Just wondered if anyone else had experience of pregnancy with large, obstructive fibroid?
I'm 22 weeks and have a large fibroid on / attached to my cervix, blocking the exit (mostly). I've known about it yonks, was told pre-pregnancy to expect it might block vaginal exit. It's not on a stalk and I think it's a "subserous anterior fibroid". Measured 12 x 12 at 12 week scan but I think it's grown even more since then (can feel it).
I was told by GP and at first mw appointment to expect a referral to the consultant, that I'd see them by my second scan. However no one's referred me and the midwives since have been very dismissive of the reasons - I understand they must see a huge proportion of women with fibroids and that 99% of the time they aren't a problem. However the sonographer was clear that the type of fibroid I have, and where it is, is not going to be able to move out of the way. Presumably it may shrink but again the kind of fibroid makes that unlikely apparently.
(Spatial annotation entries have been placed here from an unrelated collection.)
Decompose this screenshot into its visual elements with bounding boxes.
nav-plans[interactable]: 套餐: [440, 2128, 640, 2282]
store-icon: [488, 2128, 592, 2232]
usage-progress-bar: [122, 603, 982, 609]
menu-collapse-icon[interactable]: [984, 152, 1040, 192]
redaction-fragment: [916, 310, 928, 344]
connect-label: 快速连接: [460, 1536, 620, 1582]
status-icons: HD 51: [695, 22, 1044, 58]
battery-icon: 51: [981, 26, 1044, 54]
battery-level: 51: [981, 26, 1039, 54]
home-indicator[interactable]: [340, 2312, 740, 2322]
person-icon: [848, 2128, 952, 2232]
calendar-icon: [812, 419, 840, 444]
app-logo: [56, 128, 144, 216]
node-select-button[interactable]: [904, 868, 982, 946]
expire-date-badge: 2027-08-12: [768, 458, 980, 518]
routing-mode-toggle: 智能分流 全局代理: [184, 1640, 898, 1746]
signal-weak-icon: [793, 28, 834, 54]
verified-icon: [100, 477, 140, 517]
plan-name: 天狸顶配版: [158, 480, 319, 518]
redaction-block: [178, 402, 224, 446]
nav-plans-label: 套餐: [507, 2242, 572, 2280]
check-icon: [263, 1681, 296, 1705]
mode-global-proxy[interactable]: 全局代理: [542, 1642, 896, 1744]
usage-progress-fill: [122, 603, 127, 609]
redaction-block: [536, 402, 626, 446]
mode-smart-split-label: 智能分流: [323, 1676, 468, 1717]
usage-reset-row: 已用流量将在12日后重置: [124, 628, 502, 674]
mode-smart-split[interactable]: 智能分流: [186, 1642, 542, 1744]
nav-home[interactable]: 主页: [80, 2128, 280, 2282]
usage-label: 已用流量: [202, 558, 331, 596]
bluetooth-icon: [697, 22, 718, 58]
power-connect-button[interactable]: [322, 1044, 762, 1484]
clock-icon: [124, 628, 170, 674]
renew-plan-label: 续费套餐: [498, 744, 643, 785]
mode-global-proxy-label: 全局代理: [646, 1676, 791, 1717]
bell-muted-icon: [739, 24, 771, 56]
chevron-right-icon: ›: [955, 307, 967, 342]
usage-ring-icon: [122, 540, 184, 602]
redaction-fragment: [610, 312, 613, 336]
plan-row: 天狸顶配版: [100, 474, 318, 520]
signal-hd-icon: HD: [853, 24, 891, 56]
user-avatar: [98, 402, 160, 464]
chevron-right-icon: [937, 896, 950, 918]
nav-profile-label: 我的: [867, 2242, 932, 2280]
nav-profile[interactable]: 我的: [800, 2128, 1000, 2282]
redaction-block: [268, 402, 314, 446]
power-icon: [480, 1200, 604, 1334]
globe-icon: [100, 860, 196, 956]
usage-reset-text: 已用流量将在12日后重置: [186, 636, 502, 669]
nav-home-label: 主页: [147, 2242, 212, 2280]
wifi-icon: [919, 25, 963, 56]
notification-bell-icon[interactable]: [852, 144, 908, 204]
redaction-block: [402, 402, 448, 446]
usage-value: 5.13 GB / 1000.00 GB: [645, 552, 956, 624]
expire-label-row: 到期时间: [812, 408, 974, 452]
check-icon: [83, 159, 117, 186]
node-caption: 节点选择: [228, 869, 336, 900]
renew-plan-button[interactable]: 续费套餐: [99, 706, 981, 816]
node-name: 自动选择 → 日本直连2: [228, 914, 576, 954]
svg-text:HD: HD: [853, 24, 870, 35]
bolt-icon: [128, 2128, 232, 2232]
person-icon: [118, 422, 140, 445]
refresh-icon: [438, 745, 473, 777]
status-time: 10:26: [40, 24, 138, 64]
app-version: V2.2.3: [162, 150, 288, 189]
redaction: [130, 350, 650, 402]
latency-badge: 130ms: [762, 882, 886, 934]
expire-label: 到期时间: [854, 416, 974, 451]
At my last midwife appointment I asked again about complications, implications etc, and the midwife again was dismissive / unconcerned, saying that I'd get scanned again at 32, 36 weeks etc and they;d take a call on c section (which she thought was very very unlikely) at or after 38 weeks. She didn't look at the notes about where it is and the notes from sonographer and GP and earlier gynaecology reports.
I'm not really worried as I know whatever happens it will get addressed eventually, but am wondering at what point I should expect a consultant referral - to be frank, I don't know whether to resign myself to c section and come to terms with that, or if I should be getting ready for a birth that the midwife thinks I might not know isn't happening till at least 38 weeks.. If that makes sense... I'm also alarmed that no one has talked to me about complications although I've asked. Google tells me that I'm at increased risk of PPH and premature delivery but I've no idea if this is accurate or not!
Any thoughts from anyone who's had similar preg experiences? I am particularly anxious about premature labour risks.